“Shall I go now, sir?” asked Billy.
“Yes,” said the Chairman, “unless Mr. Jackson has something else to say to you.”
But Mr. Jackson had nothing more to say just then except this:
“When you have found out where the key of the keelson is, Bill, I wish you would ask permission to show it to me, and then—bring the keelson along, too, so that we can examine it carefully and see whether the key really fits.”
There was the slightest possible twinkle in Mr. Jackson’s eyes as he made this remark, and Bill looked at him earnestly, as if to fathom its meaning. He then turned to the cabin companionway and disappeared below.
Just then Mr. Jackson’s eye was arrested by a boy up on the mainmast crosstrees, and he recognized Jack Perkins.

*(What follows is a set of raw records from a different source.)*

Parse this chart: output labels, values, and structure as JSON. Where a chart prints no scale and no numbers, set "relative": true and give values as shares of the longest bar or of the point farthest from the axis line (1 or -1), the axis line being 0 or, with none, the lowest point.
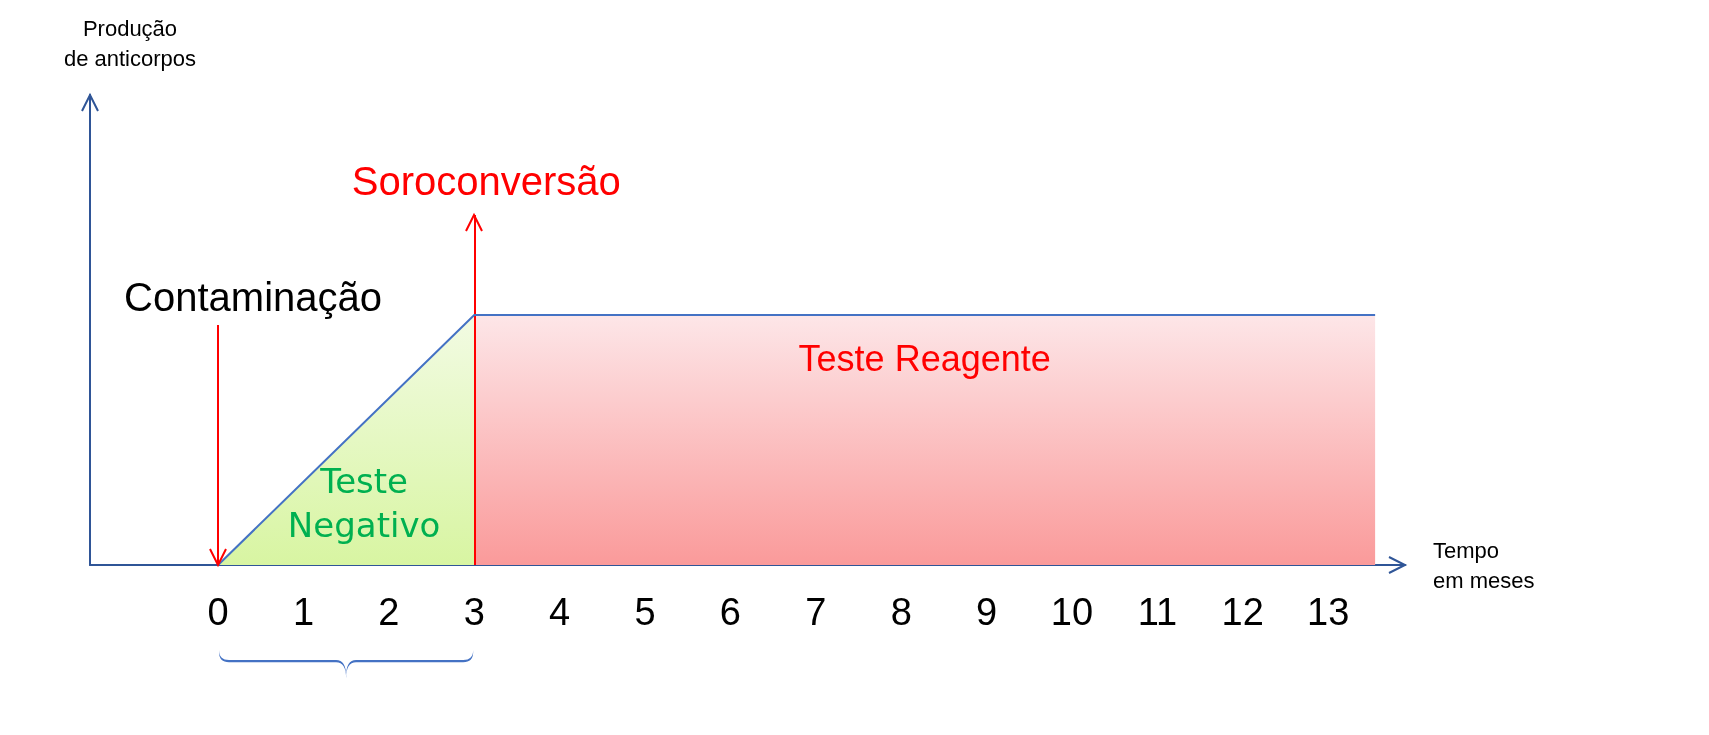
{
  "chart_data": {
    "type": "line",
    "relative": true,
    "xlabel": "Tempo\nem meses",
    "annotations": [
      "Teste\nNegativo",
      "Produção\nde anticorpos"
    ],
    "xlim": [
      -1.5,
      13.9
    ],
    "xticks": [
      0,
      1,
      2,
      3,
      4,
      5,
      6,
      7,
      8,
      9,
      10,
      11,
      12,
      13
    ],
    "series": [
      {
        "type": "area",
        "color": "#d8f5a2",
        "x": [
          0,
          3
        ],
        "values": [
          0,
          1
        ]
      },
      {
        "color": "#4472c4",
        "x": [
          0,
          3,
          13.55
        ],
        "values": [
          0,
          1,
          1
        ]
      }
    ],
    "bands": [
      {
        "axis": "x",
        "from": 3,
        "to": 13.55,
        "label": "Teste Reagente",
        "color": "#fa9a9a"
      }
    ],
    "ref_lines": [
      {
        "axis": "x",
        "value": 0,
        "label": "Contaminação",
        "color": "#ff0000"
      },
      {
        "axis": "x",
        "value": 3,
        "label": "Soroconversão",
        "color": "#ff0000"
      }
    ],
    "tick_labels": "x",
    "grid": false,
    "marker": "none"
  }
}
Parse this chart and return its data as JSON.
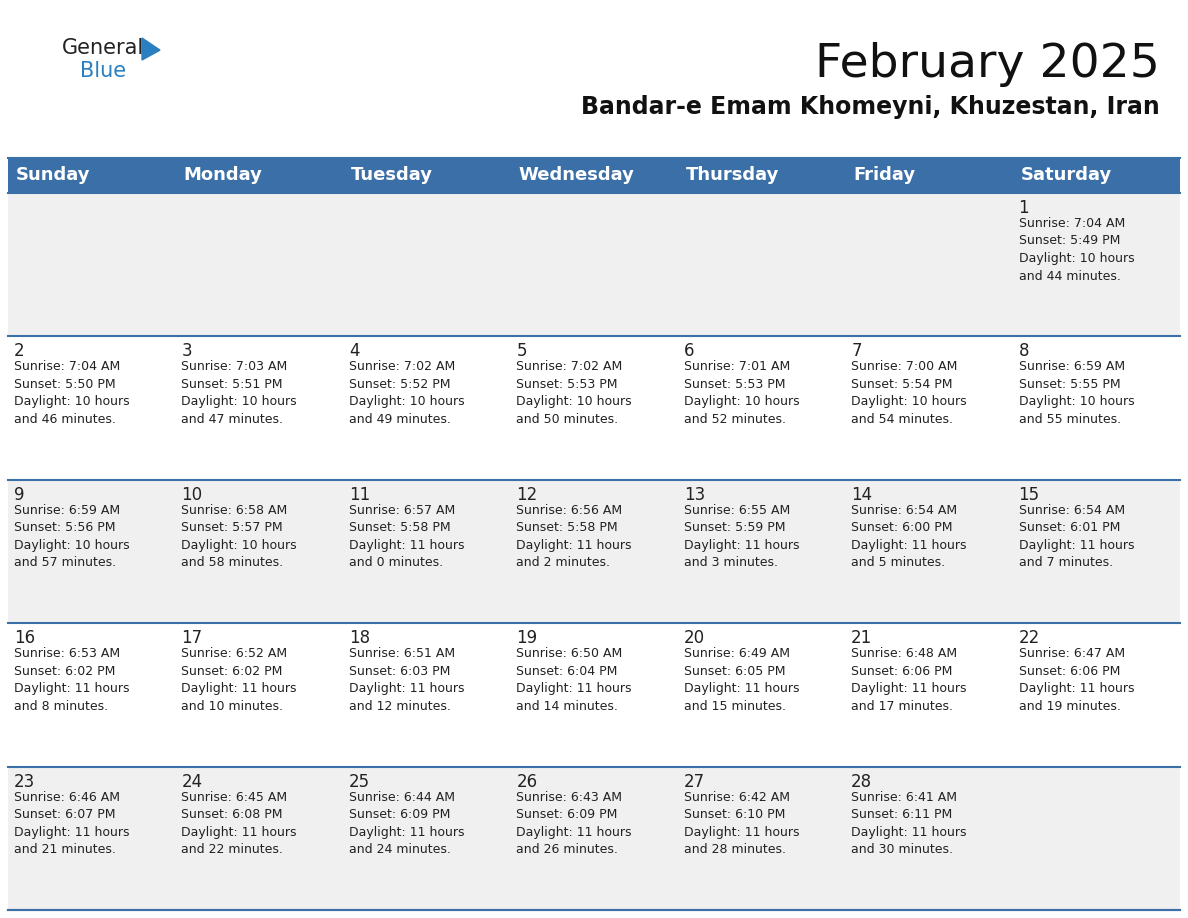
{
  "title": "February 2025",
  "subtitle": "Bandar-e Emam Khomeyni, Khuzestan, Iran",
  "days_of_week": [
    "Sunday",
    "Monday",
    "Tuesday",
    "Wednesday",
    "Thursday",
    "Friday",
    "Saturday"
  ],
  "header_bg_color": "#3a6fa8",
  "header_text_color": "#ffffff",
  "cell_bg_even": "#f0f0f0",
  "cell_bg_odd": "#ffffff",
  "cell_text_color": "#222222",
  "day_num_color": "#222222",
  "grid_color": "#3a6fa8",
  "logo_general_color": "#222222",
  "logo_blue_color": "#2a7fc0",
  "title_fontsize": 34,
  "subtitle_fontsize": 17,
  "header_fontsize": 13,
  "day_num_fontsize": 12,
  "cell_text_fontsize": 9,
  "calendar": [
    [
      {
        "day": null,
        "info": ""
      },
      {
        "day": null,
        "info": ""
      },
      {
        "day": null,
        "info": ""
      },
      {
        "day": null,
        "info": ""
      },
      {
        "day": null,
        "info": ""
      },
      {
        "day": null,
        "info": ""
      },
      {
        "day": 1,
        "info": "Sunrise: 7:04 AM\nSunset: 5:49 PM\nDaylight: 10 hours\nand 44 minutes."
      }
    ],
    [
      {
        "day": 2,
        "info": "Sunrise: 7:04 AM\nSunset: 5:50 PM\nDaylight: 10 hours\nand 46 minutes."
      },
      {
        "day": 3,
        "info": "Sunrise: 7:03 AM\nSunset: 5:51 PM\nDaylight: 10 hours\nand 47 minutes."
      },
      {
        "day": 4,
        "info": "Sunrise: 7:02 AM\nSunset: 5:52 PM\nDaylight: 10 hours\nand 49 minutes."
      },
      {
        "day": 5,
        "info": "Sunrise: 7:02 AM\nSunset: 5:53 PM\nDaylight: 10 hours\nand 50 minutes."
      },
      {
        "day": 6,
        "info": "Sunrise: 7:01 AM\nSunset: 5:53 PM\nDaylight: 10 hours\nand 52 minutes."
      },
      {
        "day": 7,
        "info": "Sunrise: 7:00 AM\nSunset: 5:54 PM\nDaylight: 10 hours\nand 54 minutes."
      },
      {
        "day": 8,
        "info": "Sunrise: 6:59 AM\nSunset: 5:55 PM\nDaylight: 10 hours\nand 55 minutes."
      }
    ],
    [
      {
        "day": 9,
        "info": "Sunrise: 6:59 AM\nSunset: 5:56 PM\nDaylight: 10 hours\nand 57 minutes."
      },
      {
        "day": 10,
        "info": "Sunrise: 6:58 AM\nSunset: 5:57 PM\nDaylight: 10 hours\nand 58 minutes."
      },
      {
        "day": 11,
        "info": "Sunrise: 6:57 AM\nSunset: 5:58 PM\nDaylight: 11 hours\nand 0 minutes."
      },
      {
        "day": 12,
        "info": "Sunrise: 6:56 AM\nSunset: 5:58 PM\nDaylight: 11 hours\nand 2 minutes."
      },
      {
        "day": 13,
        "info": "Sunrise: 6:55 AM\nSunset: 5:59 PM\nDaylight: 11 hours\nand 3 minutes."
      },
      {
        "day": 14,
        "info": "Sunrise: 6:54 AM\nSunset: 6:00 PM\nDaylight: 11 hours\nand 5 minutes."
      },
      {
        "day": 15,
        "info": "Sunrise: 6:54 AM\nSunset: 6:01 PM\nDaylight: 11 hours\nand 7 minutes."
      }
    ],
    [
      {
        "day": 16,
        "info": "Sunrise: 6:53 AM\nSunset: 6:02 PM\nDaylight: 11 hours\nand 8 minutes."
      },
      {
        "day": 17,
        "info": "Sunrise: 6:52 AM\nSunset: 6:02 PM\nDaylight: 11 hours\nand 10 minutes."
      },
      {
        "day": 18,
        "info": "Sunrise: 6:51 AM\nSunset: 6:03 PM\nDaylight: 11 hours\nand 12 minutes."
      },
      {
        "day": 19,
        "info": "Sunrise: 6:50 AM\nSunset: 6:04 PM\nDaylight: 11 hours\nand 14 minutes."
      },
      {
        "day": 20,
        "info": "Sunrise: 6:49 AM\nSunset: 6:05 PM\nDaylight: 11 hours\nand 15 minutes."
      },
      {
        "day": 21,
        "info": "Sunrise: 6:48 AM\nSunset: 6:06 PM\nDaylight: 11 hours\nand 17 minutes."
      },
      {
        "day": 22,
        "info": "Sunrise: 6:47 AM\nSunset: 6:06 PM\nDaylight: 11 hours\nand 19 minutes."
      }
    ],
    [
      {
        "day": 23,
        "info": "Sunrise: 6:46 AM\nSunset: 6:07 PM\nDaylight: 11 hours\nand 21 minutes."
      },
      {
        "day": 24,
        "info": "Sunrise: 6:45 AM\nSunset: 6:08 PM\nDaylight: 11 hours\nand 22 minutes."
      },
      {
        "day": 25,
        "info": "Sunrise: 6:44 AM\nSunset: 6:09 PM\nDaylight: 11 hours\nand 24 minutes."
      },
      {
        "day": 26,
        "info": "Sunrise: 6:43 AM\nSunset: 6:09 PM\nDaylight: 11 hours\nand 26 minutes."
      },
      {
        "day": 27,
        "info": "Sunrise: 6:42 AM\nSunset: 6:10 PM\nDaylight: 11 hours\nand 28 minutes."
      },
      {
        "day": 28,
        "info": "Sunrise: 6:41 AM\nSunset: 6:11 PM\nDaylight: 11 hours\nand 30 minutes."
      },
      {
        "day": null,
        "info": ""
      }
    ]
  ]
}
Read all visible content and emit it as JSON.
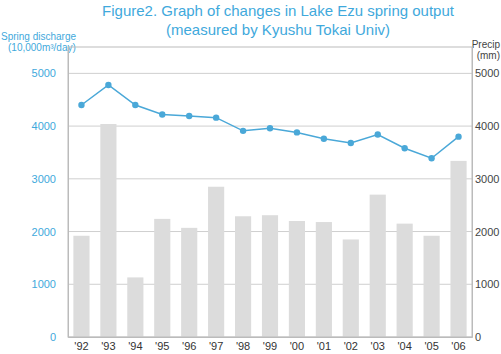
{
  "chart_data": {
    "type": "bar",
    "title": "Figure2. Graph of changes in Lake Ezu spring output",
    "subtitle": "(measured by Kyushu Tokai Univ)",
    "y_label": [
      "Spring discharge",
      "(10,000m³/day)"
    ],
    "y2_label": [
      "Precip",
      "(mm)"
    ],
    "categories": [
      "'92",
      "'93",
      "'94",
      "'95",
      "'96",
      "'97",
      "'98",
      "'99",
      "'00",
      "'01",
      "'02",
      "'03",
      "'04",
      "'05",
      "'06"
    ],
    "series": [
      {
        "type": "line",
        "color": "#4aa8d8",
        "marker": "circle",
        "values": [
          4400,
          4780,
          4400,
          4220,
          4190,
          4160,
          3910,
          3960,
          3880,
          3760,
          3680,
          3840,
          3580,
          3390,
          3800
        ]
      },
      {
        "type": "bar",
        "color": "#dcdcdc",
        "axis": "y2",
        "values": [
          1920,
          4040,
          1130,
          2240,
          2070,
          2850,
          2290,
          2310,
          2200,
          2180,
          1850,
          2700,
          2150,
          1920,
          3340
        ]
      }
    ],
    "ylim": [
      0,
      5500
    ],
    "yticks": [
      0,
      1000,
      2000,
      3000,
      4000,
      5000
    ],
    "y2lim": [
      0,
      5500
    ],
    "y2ticks": [
      0,
      1000,
      2000,
      3000,
      4000,
      5000
    ],
    "grid": true
  }
}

“Why, there’s your chief ‘B. M.’,” said he to the Chairman, “taking a view of the ocean.”
“Yes,” was the reply, “that’s Jack, and he’s having his regular constitutional. It is pretty good exercise for a boy who is as strong as he is, but I should hate to do it myself.”
The Chairman then explained that Jack was in the habit of beginning at the jib stay and climbing up to the foremast crosstrees hand over hand, with only the slight support he could get from his knees and feet. He then would proceed in the same manner over to the mainmast crosstrees, a distance of twenty-seven feet, and finally come down by the main topping lift to the quarter-deck.
“That means a pretty good head,” said Mr. Jackson, “besides good muscle.”